En Belgique, les pouvoirs publics ont adopté la carte d’identité électronique eID comme moyen d’identification et d’authentification dans les applications e-Government : Tax-on-Web au niveau fédéral et Irisbox en Région de Bruxelles-Capitale en sont des exemples bien connus de tous.
Histoire de ne pas se limiter à la petite Belgique dans un monde en pleine globalisation galopante, FedICT coordonne le projet Stork qui vise à rendre les cartes d’identité électroniques des 15 pays européens participants compatibles avec les applications e-Government transfrontalières. C’est pas mal pour un début !

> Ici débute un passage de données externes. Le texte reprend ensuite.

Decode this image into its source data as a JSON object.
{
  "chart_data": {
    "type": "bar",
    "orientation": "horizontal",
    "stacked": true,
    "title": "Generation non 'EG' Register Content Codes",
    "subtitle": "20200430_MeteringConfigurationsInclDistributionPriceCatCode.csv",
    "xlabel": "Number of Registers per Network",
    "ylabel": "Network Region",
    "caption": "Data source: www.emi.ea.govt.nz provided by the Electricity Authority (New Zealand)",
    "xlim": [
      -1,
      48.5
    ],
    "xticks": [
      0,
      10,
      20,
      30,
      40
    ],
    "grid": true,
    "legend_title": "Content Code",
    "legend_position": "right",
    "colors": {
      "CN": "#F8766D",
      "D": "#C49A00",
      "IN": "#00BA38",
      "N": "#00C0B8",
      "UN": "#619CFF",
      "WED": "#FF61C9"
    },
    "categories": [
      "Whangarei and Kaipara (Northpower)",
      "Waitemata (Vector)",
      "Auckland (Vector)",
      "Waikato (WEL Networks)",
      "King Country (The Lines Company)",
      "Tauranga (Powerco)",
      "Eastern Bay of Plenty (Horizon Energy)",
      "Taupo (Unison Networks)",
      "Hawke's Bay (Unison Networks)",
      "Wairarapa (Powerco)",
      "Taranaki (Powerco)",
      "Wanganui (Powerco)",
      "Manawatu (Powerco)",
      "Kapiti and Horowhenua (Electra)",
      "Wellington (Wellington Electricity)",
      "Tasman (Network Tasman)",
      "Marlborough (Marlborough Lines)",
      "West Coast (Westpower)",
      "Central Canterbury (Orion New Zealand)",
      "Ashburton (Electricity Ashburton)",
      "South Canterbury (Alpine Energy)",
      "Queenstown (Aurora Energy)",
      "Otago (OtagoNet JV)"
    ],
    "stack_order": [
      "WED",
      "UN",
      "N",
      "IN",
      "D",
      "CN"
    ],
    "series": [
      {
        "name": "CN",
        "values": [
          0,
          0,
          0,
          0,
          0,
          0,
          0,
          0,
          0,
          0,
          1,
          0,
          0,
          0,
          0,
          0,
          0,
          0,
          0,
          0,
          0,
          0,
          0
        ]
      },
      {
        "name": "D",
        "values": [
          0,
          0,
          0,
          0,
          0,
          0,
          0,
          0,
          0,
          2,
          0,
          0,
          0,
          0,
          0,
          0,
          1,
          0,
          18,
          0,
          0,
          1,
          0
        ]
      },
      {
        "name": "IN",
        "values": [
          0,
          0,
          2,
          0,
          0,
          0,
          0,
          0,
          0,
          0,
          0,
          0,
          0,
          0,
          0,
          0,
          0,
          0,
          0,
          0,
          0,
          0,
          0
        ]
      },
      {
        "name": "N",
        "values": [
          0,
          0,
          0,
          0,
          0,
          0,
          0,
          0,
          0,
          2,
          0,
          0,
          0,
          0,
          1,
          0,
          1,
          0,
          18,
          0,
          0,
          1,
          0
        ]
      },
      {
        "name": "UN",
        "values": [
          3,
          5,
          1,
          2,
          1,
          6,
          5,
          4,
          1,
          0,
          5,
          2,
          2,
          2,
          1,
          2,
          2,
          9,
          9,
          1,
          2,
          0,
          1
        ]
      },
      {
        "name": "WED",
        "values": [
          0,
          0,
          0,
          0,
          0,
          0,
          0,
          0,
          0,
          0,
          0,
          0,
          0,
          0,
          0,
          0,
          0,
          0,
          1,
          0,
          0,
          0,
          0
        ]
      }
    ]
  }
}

Mais pourquoi se limiter à la carte d’identité électronique ? Si vous visitez le portail de l’Estonie, vous constaterez que vous pouvez accéder aux services e-Government par une variété de « Sésame » impressionnante : carte d’identité électronique estonienne bien sûr, mais aussi carte d’identité électronique mobile intégrée à la carte SIM de votre téléphone cellulaire, cartes bancaires, et même cartes d’identité électroniques de 11 autres pays européens du projet Stork !
Inspiration
Ceci devrait être une source d’inspiration pour la Belgique aussi ! Et pourquoi pas utiliser le Digipass, qui a déjà été adopté par de nombreuses banques en Belgique, pour s’identifier dans les applications e-Government avec sa propre carte d’identité électronique ? Le SPF Économie y faisait déjà allusion en 2008 dans son étude sur les potentialités de la carte d’identité électronique !
Ce sera certainement un sujet à mettre sur la table du prochain accord de coopération « e-Government » que le secrétaire d’État Hendrik Bogaert veut relancer.